By Meghan Hall
The Pruneyard, a popular local retail center in Campbell, Calif., has been purchased by one of the nation’s largest commercial retail owners in the United States. In a deal that closed on July 1st, the center was sold to Florida-based Regency Centers for $212.5 million, or about $824 per square foot. Regency Centers paid cash for the property.
The HFF investment sales team, composed of Bryan Ley and Eric Katherin, represented Ellis Partners in the transaction.
“The Pruneyard is an iconic destination, and an opportunity to be a part of something like this doesn’t come along very often,” said Craig Ramey, Regency Centers’ Managing Director of the Pacific Northwest, Colorado, and Northern California in a statement. “We’re aware of the rich history of this center. This, coupled with a strong merchandising mix and terrific amenities, aligns very closely with the types of properties already in our portfolio. We want to ensure that The Pruneyard continues to build on its recognized position as a premier retail destination in Silicon Valley.”
The 258,000 square foot property, located at 1875 S. Bascom Ave., was sold by an affiliate of San Francisco-based development and real estate firm Ellis Partners. Ellis Partners is retaining a minority interest and will continue to provide operating services on behalf of Regency.
“We are very excited about the sale of this property. We will remain in as a significant minority owner of the property,” said Jim Ellis, a managing principal with Ellis Partners. He declined to give out the exact amount of ownership that the company holds in the property going forward.
Ellis had owned the property along with The Fortress Group. Both of them agreed on the sale to Regency Centers. The property is now 92 percent occupied. The sale of the property is the first time that Ellis has been involved in a transaction with Regency.

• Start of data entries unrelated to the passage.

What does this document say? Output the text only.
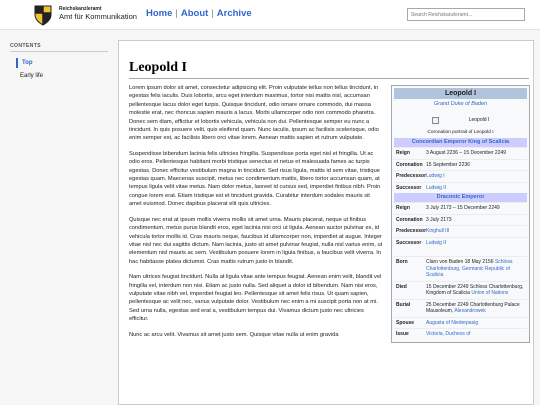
Reichskanzleramt
Amt für Kommunikation Home | About | Archive
Search Reichskanzleramt...
CONTENTS
Top
Early life
Leopold I

Lorem ipsum dolor sit amet, consectetur adipiscing elit. Proin vulputate tellus non tellus tincidunt, in egestas felis iaculis. Duis lobortis, arcu eget interdum maximus, tortor nisi mattis nisl, accumsan pellentesque lacus dolor eget turpis. Quisque tincidunt, odio omare ornare commodo, dui massa molestie erat, nec rhoncus sapien mauris a lacus. Morbi ullamcorper odio non commodo pharetra. Donec sem diam, efficitur et lobortis vehicula, vehicula non dui. Pellentesque semper eu nunc a tincidunt. In quis posuere velit, quis eleifend quam. Nunc iaculis, ipsum ac facilisis scelerisque, odio enim semper est, ac facilisis libero orci vitae lorem. Aenean mattis sapien et rutrum vulputate.

Suspendisse bibendum lacinia felis ultricies fringilla. Suspendisse porta eget nisl et fringilla. Ut ac odio eros. Pellentesque habitant morbi tristique senectus et netus et malesuada fames ac turpis egestas. Donec efficitur vestibulum magna in tincidunt. Sed risus ligula, mattis id sem vitae, tristique egestas quam. Maecenas suscipit, metus nec condimentum mattis, libero tortor accumsan quam, at tempus ligula velit vitae metus. Nam dolor metus, laoreet id cursus sed, imperdiet finibus nibh. Proin congue lorem erat. Etiam tristique est et tincidunt gravida. Curabitur interdum sodales mauris sit amet euismod. Donec dapibus placerat elit quis ultricies.

Quisque nec erat at ipsum mollis viverra mollis sit amet urna. Mauris placerat, neque ut finibus condimentum, metus purus blandit eros, eget lacinia nisi orci ut ligula. Aenean auctor pulvinar ex, id vehicula tortor mollis id. Cras mauris neque, faucibus id ullamcorper non, imperdiet at augue. Integer vitae nisl nec dui sagittis dictum. Nam lacinia, justo sit amet pulvinar feugiat, nulla nisl varius enim, ut elementum nisl mauris ac sem. Vestibulum posuere lorem in ligula finibus, a faucibus velit viverra. In hac habitasse platea dictumst. Cras mattis rutrum justo in blandit.

Nam ultrices feugiat tincidunt. Nulla at ligula vitae ante tempus feugiat. Aenean enim velit, blandit vel fringilla vel, interdum non nisi. Etiam ac justo nulla. Sed aliquet a dolor id bibendum. Nam nisi eros, vulputate vitae nibh vel, imperdiet feugiat leo. Pellentesque sit amet felis risus. Ut quam sapien, pellentesque ac velit nec, varius vulputate dolor. Vestibulum nec enim a mi suscipit porta non at mi. Sed urna nulla, egestas sed erat a, vestibulum tempus dui. Vivamus dictum justo nec ultricies efficitur.

Nunc ac arcu velit. Vivamus sit amet justo sem. Quisque vitae nulla ut enim gravida

Leopold I
Grand Duke of Baden
Leopold I
Coronation portrait of Leopold I
Concordian Emperor King of Scalicia
Reign	3 August 2236 – 15 December 2249
Coronation 15 September 2236
Predecessor Ludwig I
Successor Ludwig II
Draconic Emperor
Reign	3 July 2173 – 15 December 2249
Coronation 3 July 2173
Predecessor Kinghull III
Successor Ludwig II
Born	Claro von Baden 18 May 2156 Schloss Charlottenburg, Germanic Republic of Scalicia
Died	15 December 2249 Schloss Charlottenburg, Kingdom of Scalicia Union of Nations
Burial	25 December 2249 Charlottenburg Palace Mausoleum, Alexandrowek
Spouse	Augusta of Niederpasig
Issue	Victoria, Duchess of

Ellis did not put the property up for sale on a public basis. “The sale of the Pruneyard was accomplished as an off-market deal. We were approached by Regency to see if we would be interested in selling the property,” said Ellis.

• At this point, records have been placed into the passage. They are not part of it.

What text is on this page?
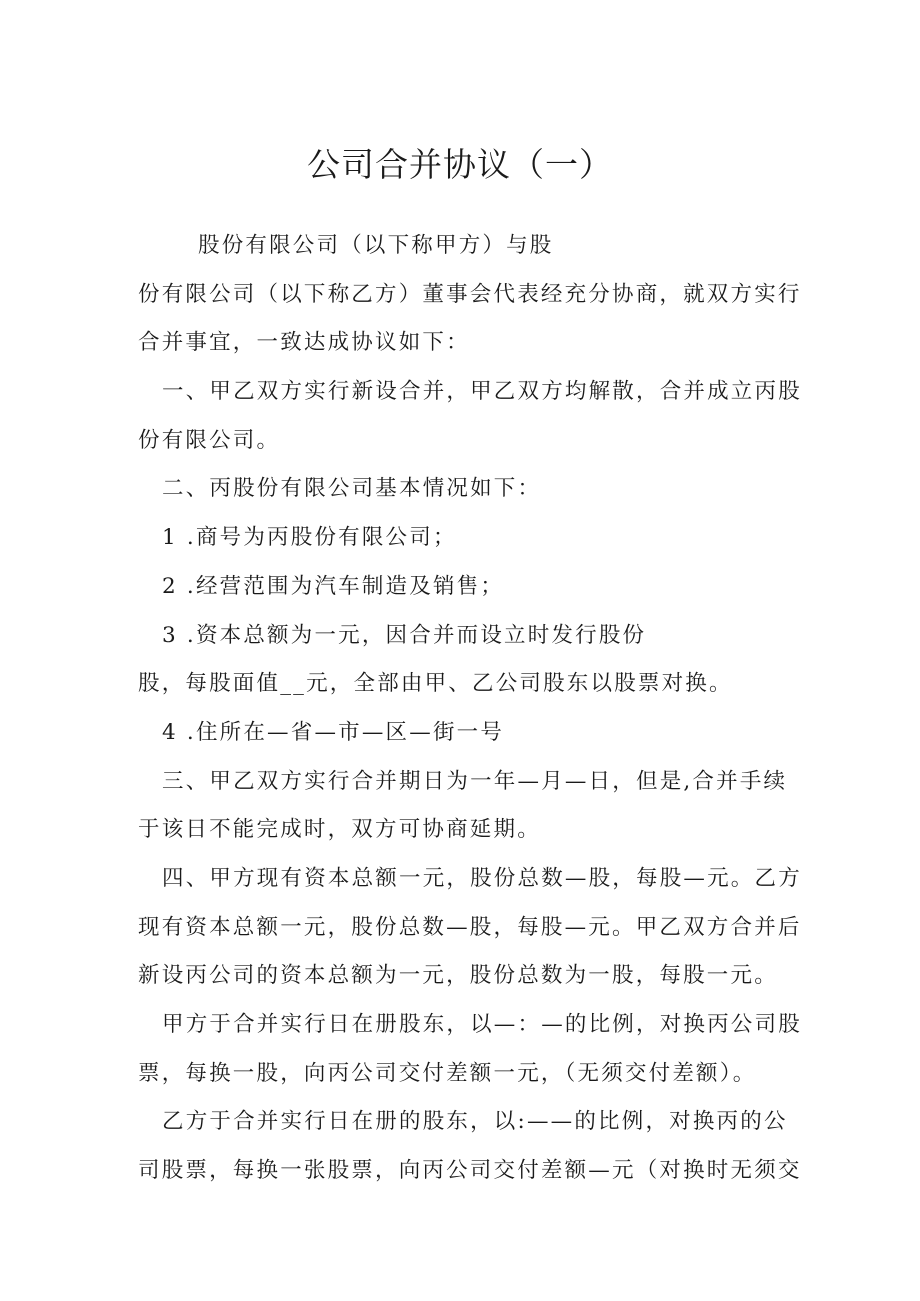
公司合并协议（一）
股份有限公司（以下称甲方）与股
份有限公司（以下称乙方）董事会代表经充分协商，就双方实行
合并事宜，一致达成协议如下：
一、甲乙双方实行新设合并，甲乙双方均解散，合并成立丙股
份有限公司。
二、丙股份有限公司基本情况如下：
1 .商号为丙股份有限公司；
2 .经营范围为汽车制造及销售；
3 .资本总额为一元，因合并而设立时发行股份
股，每股面值__元，全部由甲、乙公司股东以股票对换。
4 .住所在—省—市—区—街一号
三、甲乙双方实行合并期日为一年—月—日，但是,合并手续
于该日不能完成时，双方可协商延期。
四、甲方现有资本总额一元，股份总数—股，每股—元。乙方
现有资本总额一元，股份总数—股，每股—元。甲乙双方合并后
新设丙公司的资本总额为一元，股份总数为一股，每股一元。
甲方于合并实行日在册股东，以—：—的比例，对换丙公司股
票，每换一股，向丙公司交付差额一元，（无须交付差额）。
乙方于合并实行日在册的股东，以:——的比例，对换丙的公
司股票，每换一张股票，向丙公司交付差额—元（对换时无须交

In February of this year, Ellis Partners announced that Oaktree purchased a stake in the three-building, 365,000 square foot Class A component of the complex for $141.5 million. At the time Ellis Partners retained its ownership stake. The three office properties included 1901 S. Bascom, which totaled 119,310 square feet, 1999 S. Bascom, which is 119,002 square feet and 1919 S. Bascom, a 126,736 building. The site for 777 Campbell Ave., a fully-entitled 100,000 square foot, five-story building, was also included in the transaction.
Then, just a month later in March, Ellis Partners and Campbell Tyler Pacific sold the 171-key DoubleTree by Hilton Hotel Campbell Pruneyard Plaza to Somera Capital Management for $59.1 million.

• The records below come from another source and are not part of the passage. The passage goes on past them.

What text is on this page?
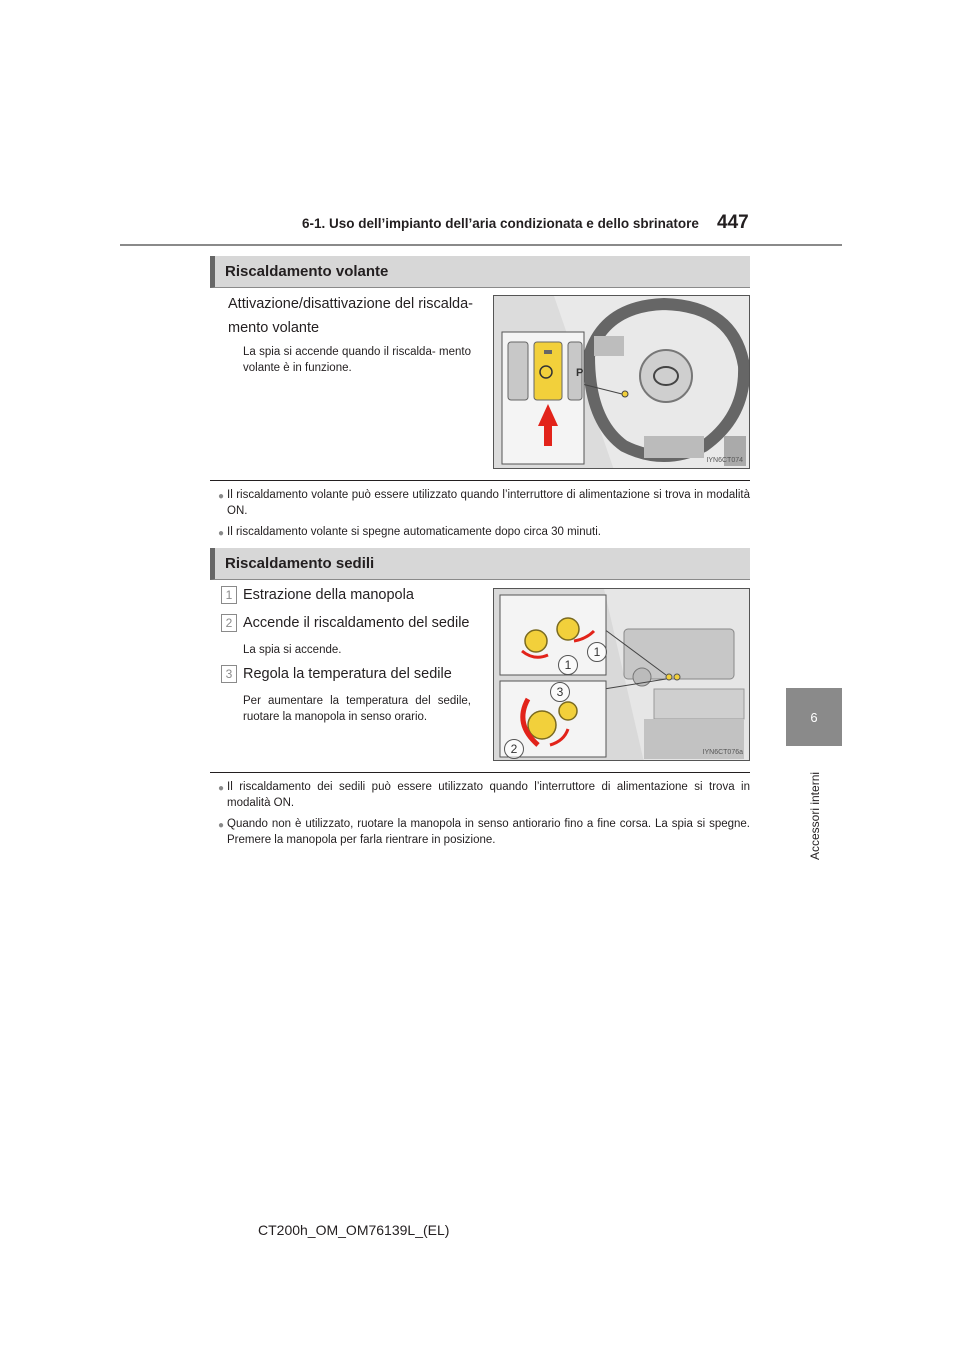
6-1. Uso dell’impianto dell’aria condizionata e dello sbrinatore 447
6
Accessori interni
Riscaldamento volante
Attivazione/disattivazione del riscalda- mento volante
La spia si accende quando il riscalda- mento volante è in funzione.	P
IYN6CT074
● Il riscaldamento volante può essere utilizzato quando l’interruttore di alimentazione si trova in modalità ON.
● Il riscaldamento volante si spegne automaticamente dopo circa 30 minuti.
Riscaldamento sedili
1 Estrazione della manopola
2 Accende il riscaldamento del sedile
La spia si accende.
3 Regola la temperatura del sedile
Per aumentare la temperatura del sedile, ruotare la manopola in senso orario.
1
1
3
2	IYN6CT076a
● Il riscaldamento dei sedili può essere utilizzato quando l’interruttore di alimentazione si trova in modalità ON.
● Quando non è utilizzato, ruotare la manopola in senso antiorario fino a fine corsa. La spia si spegne. Premere la manopola per farla rientrare in posizione.
CT200h_OM_OM76139L_(EL)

The sale occurs after Ellis Partners has worked extensively to update the center, which was originally constructed in the 1960s. The firm had purchased the retail center, which totals some 29 acres, in 2014 for $280 million. Ellis began renovations to the site in January of 2017. According to previous reporting done by The Registry, The Pruneyard had not been updated for nearly 20 years. The multi-phase project worked to revamp pedestrian walkways via new landscaping, way-finding materials and monument signage, as well as the addition of seating and gathering places throughout the complex.
Currently, the center features 17 restaurants and 23 retailers, including Trader Joe’s, Mendocino Farms, Orchard City Kitchen and The Pruneyard Cinemas. New additions to the complex since Ellis Partners took over include Tin Pot Creamery, a small-batch, organic ice cream shop, and Lulu’s a family-run taqueria. The DoubleTree was also modernized and included a renovated lobby and corridor, as well as the addition of dining services and a fitness center.
Regency currently owns and operates 28 properties in the Bay Area, including The Pruneyard, West, Park Plaza in San Jose and Bayhill Shopping Center in California. According to its website, the firm targets shopping centers located in affluent and densely populated areas around the country.